Nigeria's national assembly is considering a 2012 budget proposal
put forward by President Goodluck Jonathan last month, which would
raise overall spending but begin efforts to reduce the funds going to
government and cut the fiscal deficit.
BENCHMARK OIL PRICE
The budget proposal was based on a benchmark oil price of $70 per
barrel, anything earned over that level is put into the Excess Crude
Account (ECA) as a buffer against potential oil shocks. Savings can also
be used in a recently set-up sovereign wealth fund.
Nigeria's Senate said on January 20 it wanted to raise this
benchmark price to $75, giving more money to government and less for
savings. Sanusi urged lawmakers to keep a benchmark price at no more
than $70.
The ECA contained more than $20 billion in 2007 but despite a
period of record high oil prices since, the account has been drained and
only contained $3 billion at the end of last year.

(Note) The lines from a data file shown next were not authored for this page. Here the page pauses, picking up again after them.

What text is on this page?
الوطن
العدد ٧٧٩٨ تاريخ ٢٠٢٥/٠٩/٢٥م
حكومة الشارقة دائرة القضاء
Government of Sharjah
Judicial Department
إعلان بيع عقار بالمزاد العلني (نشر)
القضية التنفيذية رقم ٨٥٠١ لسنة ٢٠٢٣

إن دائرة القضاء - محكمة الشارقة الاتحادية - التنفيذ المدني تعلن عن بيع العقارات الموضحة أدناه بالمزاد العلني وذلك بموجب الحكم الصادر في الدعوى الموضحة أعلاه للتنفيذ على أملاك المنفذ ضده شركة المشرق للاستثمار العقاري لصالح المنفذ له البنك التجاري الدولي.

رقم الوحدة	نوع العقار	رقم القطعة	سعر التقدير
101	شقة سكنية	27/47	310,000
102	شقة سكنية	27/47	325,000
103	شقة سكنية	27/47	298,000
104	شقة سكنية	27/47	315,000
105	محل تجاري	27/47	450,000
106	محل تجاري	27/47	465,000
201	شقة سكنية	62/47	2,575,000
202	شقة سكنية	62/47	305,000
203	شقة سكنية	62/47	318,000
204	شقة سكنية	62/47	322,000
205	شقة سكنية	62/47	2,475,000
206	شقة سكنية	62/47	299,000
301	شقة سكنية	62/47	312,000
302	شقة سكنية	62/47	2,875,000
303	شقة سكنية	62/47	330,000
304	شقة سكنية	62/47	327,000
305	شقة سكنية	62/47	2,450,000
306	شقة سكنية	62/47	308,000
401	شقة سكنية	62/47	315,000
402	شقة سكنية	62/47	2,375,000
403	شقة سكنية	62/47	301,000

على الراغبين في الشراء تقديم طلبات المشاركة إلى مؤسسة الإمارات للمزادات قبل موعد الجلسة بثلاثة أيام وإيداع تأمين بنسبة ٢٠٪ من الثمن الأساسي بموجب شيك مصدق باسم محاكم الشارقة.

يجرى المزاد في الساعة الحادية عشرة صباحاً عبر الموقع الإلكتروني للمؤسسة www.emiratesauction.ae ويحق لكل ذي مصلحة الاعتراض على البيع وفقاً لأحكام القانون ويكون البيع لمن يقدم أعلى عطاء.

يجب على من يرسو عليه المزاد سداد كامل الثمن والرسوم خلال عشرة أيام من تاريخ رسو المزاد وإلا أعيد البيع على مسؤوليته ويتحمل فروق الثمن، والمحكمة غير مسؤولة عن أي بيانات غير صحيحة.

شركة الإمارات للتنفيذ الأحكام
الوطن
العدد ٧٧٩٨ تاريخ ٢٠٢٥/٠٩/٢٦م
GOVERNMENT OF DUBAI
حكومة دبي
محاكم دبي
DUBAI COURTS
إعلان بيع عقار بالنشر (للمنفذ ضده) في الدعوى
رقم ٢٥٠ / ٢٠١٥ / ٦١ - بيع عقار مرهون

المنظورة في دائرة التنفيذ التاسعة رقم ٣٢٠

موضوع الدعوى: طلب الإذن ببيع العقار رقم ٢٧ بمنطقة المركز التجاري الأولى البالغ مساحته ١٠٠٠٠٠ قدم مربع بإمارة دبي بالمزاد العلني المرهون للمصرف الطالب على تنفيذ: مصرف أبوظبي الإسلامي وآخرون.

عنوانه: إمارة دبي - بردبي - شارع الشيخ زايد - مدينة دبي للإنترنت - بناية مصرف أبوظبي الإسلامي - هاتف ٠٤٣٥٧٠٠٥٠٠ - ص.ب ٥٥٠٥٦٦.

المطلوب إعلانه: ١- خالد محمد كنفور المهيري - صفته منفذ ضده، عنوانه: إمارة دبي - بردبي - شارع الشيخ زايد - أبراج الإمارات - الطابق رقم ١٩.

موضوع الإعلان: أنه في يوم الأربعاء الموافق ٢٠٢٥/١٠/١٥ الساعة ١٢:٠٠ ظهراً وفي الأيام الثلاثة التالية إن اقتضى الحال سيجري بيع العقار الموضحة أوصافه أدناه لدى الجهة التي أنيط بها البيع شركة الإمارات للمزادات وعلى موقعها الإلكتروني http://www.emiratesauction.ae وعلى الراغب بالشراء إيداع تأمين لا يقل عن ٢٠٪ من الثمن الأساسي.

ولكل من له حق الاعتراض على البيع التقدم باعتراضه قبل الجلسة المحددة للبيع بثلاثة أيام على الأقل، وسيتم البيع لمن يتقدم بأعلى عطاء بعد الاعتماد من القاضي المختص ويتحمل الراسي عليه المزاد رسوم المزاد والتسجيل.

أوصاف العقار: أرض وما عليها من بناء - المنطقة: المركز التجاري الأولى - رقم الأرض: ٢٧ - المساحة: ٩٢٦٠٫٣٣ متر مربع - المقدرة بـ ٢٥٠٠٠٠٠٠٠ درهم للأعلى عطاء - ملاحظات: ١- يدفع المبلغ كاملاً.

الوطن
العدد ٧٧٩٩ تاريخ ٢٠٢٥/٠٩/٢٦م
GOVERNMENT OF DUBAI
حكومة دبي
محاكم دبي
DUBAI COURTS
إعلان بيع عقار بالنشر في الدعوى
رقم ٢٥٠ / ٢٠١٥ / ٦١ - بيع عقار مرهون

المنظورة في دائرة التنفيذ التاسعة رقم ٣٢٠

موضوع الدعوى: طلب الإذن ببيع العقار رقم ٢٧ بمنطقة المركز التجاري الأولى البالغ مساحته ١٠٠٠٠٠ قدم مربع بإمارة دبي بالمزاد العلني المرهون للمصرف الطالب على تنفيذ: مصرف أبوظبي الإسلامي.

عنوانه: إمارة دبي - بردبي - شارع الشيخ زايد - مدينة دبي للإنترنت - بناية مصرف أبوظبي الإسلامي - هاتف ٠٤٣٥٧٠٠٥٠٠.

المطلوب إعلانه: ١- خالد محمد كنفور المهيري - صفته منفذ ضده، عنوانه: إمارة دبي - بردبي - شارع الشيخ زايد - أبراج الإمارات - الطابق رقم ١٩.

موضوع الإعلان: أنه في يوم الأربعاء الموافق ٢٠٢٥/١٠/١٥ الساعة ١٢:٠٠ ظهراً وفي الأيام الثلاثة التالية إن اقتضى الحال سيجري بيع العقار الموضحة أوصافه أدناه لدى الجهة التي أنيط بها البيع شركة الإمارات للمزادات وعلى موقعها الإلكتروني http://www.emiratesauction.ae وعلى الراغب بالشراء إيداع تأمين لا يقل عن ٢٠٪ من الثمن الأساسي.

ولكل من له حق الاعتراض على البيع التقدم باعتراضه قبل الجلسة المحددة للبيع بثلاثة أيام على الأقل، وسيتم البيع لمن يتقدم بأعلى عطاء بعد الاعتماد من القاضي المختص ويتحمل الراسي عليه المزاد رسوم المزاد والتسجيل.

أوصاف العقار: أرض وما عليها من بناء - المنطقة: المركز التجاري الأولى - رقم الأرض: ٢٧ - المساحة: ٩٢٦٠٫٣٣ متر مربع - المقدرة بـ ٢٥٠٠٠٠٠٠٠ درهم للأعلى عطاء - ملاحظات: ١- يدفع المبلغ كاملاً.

"There is a concern that the National Assembly may decide to
raise the oil price benchmark ... which may not be much, but would
indicate that large segments of the political elite are still opposed to
the idea of fiscal consolidation," Samir Gadio, emerging market analyst
at Standard Bank said.
Interest rates were hiked six times last year, rising from 6.25
percent to 12 percent between January and December, in an effort by the
regulator to curb rising inflation and stabilise a weakening naira
currency.
The naira has shown signs of recovering after CBN lowered its
target band in November, due to prolonged naira weakness and high U.S.
dollar demand.
The naira traded at 161 to the dollar on Tuesday, slightly weaker
than the CBN's preferred trading band of 150-160 naira against the
dollar, which was retained at Tuesday's meeting. The November move
shifted the band from 145-155.
Foreign exchange reserves stood at $34.10 billion on January 27, up from 32.64 billion a year ago, according to the CBN.
The central bank kept its 200 basis point corridor around the
benchmark interest rate, so its recommended deposit rate is 10 percent
and its lending rate is 14 percent. The cash reserve required to be held
by banks was left at 8 percent of deposits.